Written By: Dustin Stewart
The game opens with a story told through still pictures with words under them, and a remix on the classic Zelda theme blaring in the background. Once you hear that music and find out where this story is taking you, you know you’ve got something special on your hands by the way it sends chills down your spine.
The first thing you will notice as you take control of the lead character, Link, is that the graphical style is like no previous Zelda game out there. The style is called cel-shading, and on first seeing it, your jaw just might drop in shock. Most people react badly to the new style at first, but once you move Link around and get a feel for the game, you are completely immersed in it. It’s like you are actually in a cartoon, and you won’t believe how fun that can be until you pick this game up for the first time. The emotion conveyed on the characters faces through this incredible graphical style is equaled by none. You can tell exactly how Link is feeling: sad and angry when his sister is kidnapped in the first few minutes of the game, happy and excited when opening up a treasure chest, set and determined while fighting off hordes of enemies. The world is huge and alive as you explore every nook and cranny of it, whether by land or by sea.
From the very first notes of that classic Zelda theme in the beginning of this game, the music is spot on. What the graphics do to the characters expressions to convey emotion, the music does the same by being spot on with what Link is feeling at any given time. If things are going well for our young hero, the music soars with upbeat tunes blaring through the speakers. If things aren’t going so well, the music is dark and dreary, giving the player the sense that Link is no longer having the time of his life. There is also a great music effect implemented into the sword play. With each successful hit, you hear a short surge in whatever track happens to be playing at the time. The more hits you land in a row, the higher in pitch the music goes, for a great effect that very well may have you trying to see how many blows you can land just to hear the bright and encouraging surge.
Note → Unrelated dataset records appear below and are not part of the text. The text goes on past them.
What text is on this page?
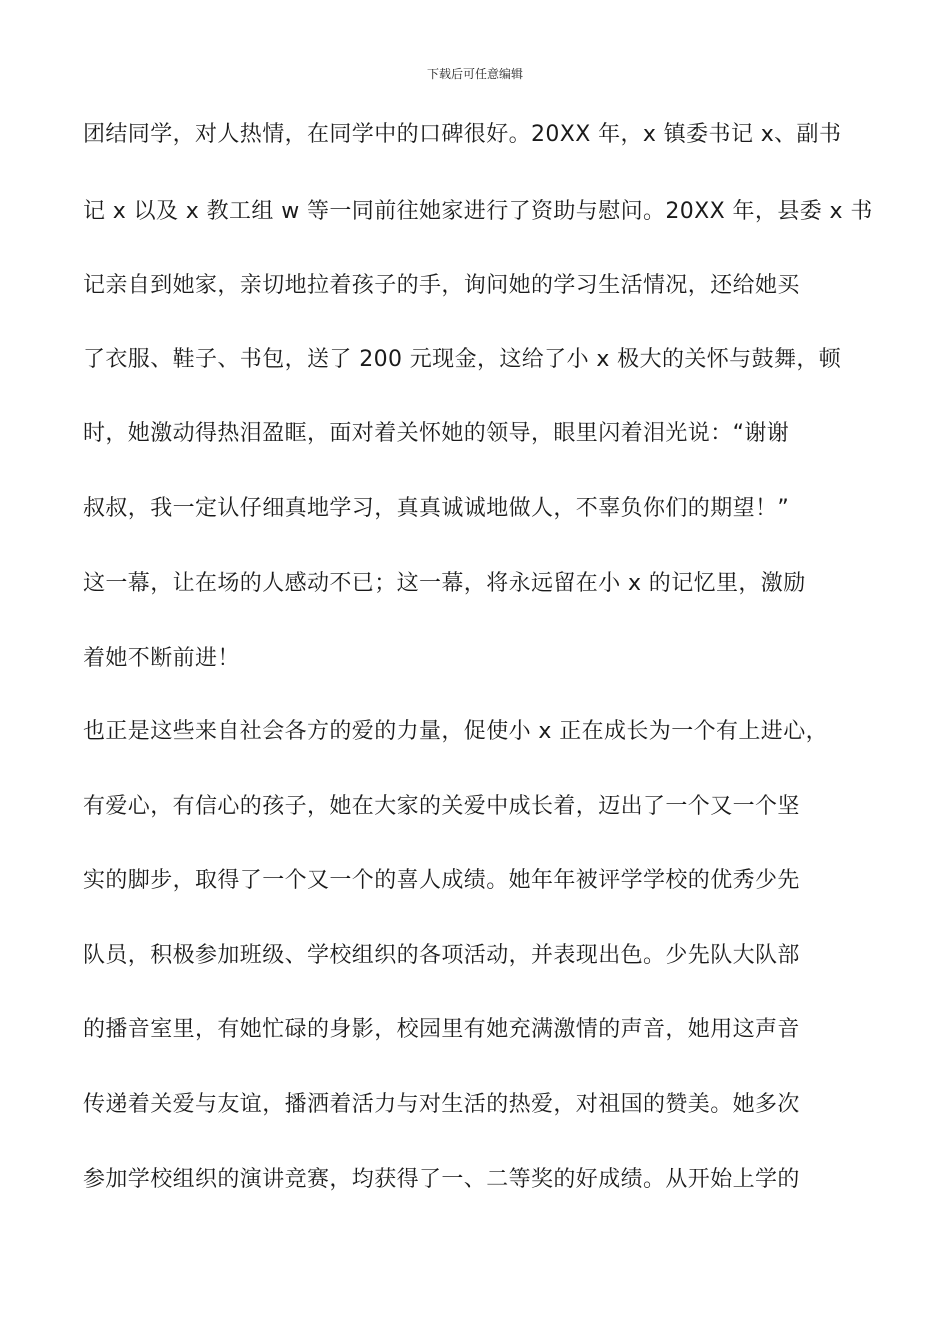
下载后可任意编辑
团结同学，对人热情，在同学中的口碑很好。20XX 年，x 镇委书记 x、副书
记 x 以及 x 教工组 w 等一同前往她家进行了资助与慰问。20XX 年，县委 x 书
记亲自到她家，亲切地拉着孩子的手，询问她的学习生活情况，还给她买
了衣服、鞋子、书包，送了 200 元现金，这给了小 x 极大的关怀与鼓舞，顿
时，她激动得热泪盈眶，面对着关怀她的领导，眼里闪着泪光说：“谢谢
叔叔，我一定认仔细真地学习，真真诚诚地做人，不辜负你们的期望！”
这一幕，让在场的人感动不已；这一幕，将永远留在小 x 的记忆里，激励
着她不断前进！
也正是这些来自社会各方的爱的力量，促使小 x 正在成长为一个有上进心，
有爱心，有信心的孩子，她在大家的关爱中成长着，迈出了一个又一个坚
实的脚步，取得了一个又一个的喜人成绩。她年年被评学学校的优秀少先
队员，积极参加班级、学校组织的各项活动，并表现出色。少先队大队部
的播音室里，有她忙碌的身影，校园里有她充满激情的声音，她用这声音
传递着关爱与友谊，播洒着活力与对生活的热爱，对祖国的赞美。她多次
参加学校组织的演讲竞赛，均获得了一、二等奖的好成绩。从开始上学的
The graphics may be miles from previous Zelda games, but the game play is fully intact and improved upon in some cases. The classic “Z Targeting” (now “L Targeting”) has returned from the Nintendo 64 installments, and works just as well here as it did before. Simply hold down the L button while near an enemy and Links view point will lock onto his foe, allowing you to move any way you want without losing site of your target. The fighting aspect is better than ever, as you can now pick up enemies weapons to do some major damage, or use the classic Master Sword to do some quick but effective damage. If timed right you can even pull off a front flip over your enemy and strike him in the back before he knows what hits him, a necessity to beat some of the heavily armored baddies.
Like all Zelda games that have preceded this one, you have a large arsenal at your disposal, including the classic bow and arrows, hook shot, boomerang, and bombs. New comers such as the deku leaf, which lets you glide from high cliffs to ledges below, and the Wind Waker, a devise somewhat like the ocarina used in Zelda: Ocarina of Time, are welcome additions that add new layers to the game play. Zelda just wouldn’t be Zelda without some dungeons, and Wind Waker has its fair share of them. They are a little easier than those seen in the N64 Zelda games, which is somewhat disappointing. They are still great fun though, and the bosses are as big and bad as ever. The story starts out small, but about half way through the game you realize it’s just as epic as previous installments. It all sounds too good to be true doesn’t it? Almost like the perfect game right? Well, now I have to mention the traveling by sea aspect of the game. If you thought that traveling across the vast Hyrule Field in Ocarina of Time was tedious, be prepared to be frustrated, because the sea is huge and your boat is slow. You’ll spend a lot of time on the sea just wondering if you’ll ever get to your destination. Sure there’s plenty to do out at sea, like hunting for treasure, fighting giant squid or murderous pirates, but it gets old about half way through the game. Winning the ability to use the Wind Waker as a warp devise helps some, but not enough to keep the sea travel aspect of the game a chore.
Die hard Zelda fans will want to play through this game again, because there is bound to be a few things you weren’t able to do the first time around, such as collect all the picto-box statues, or play all the mini games. There are plenty of things for you to do, and there’s virtually no way you will cover them all by the time you slay the main bad guy (I wont spoil anything for you) for the first time. You also get to play in a different outfit (blue stripped pajama looking things) if that kind of thing is any incentive for you. Casual gamers will probably be satisfied with just one time through though, considering the monstrous task of traveling constantly by sea.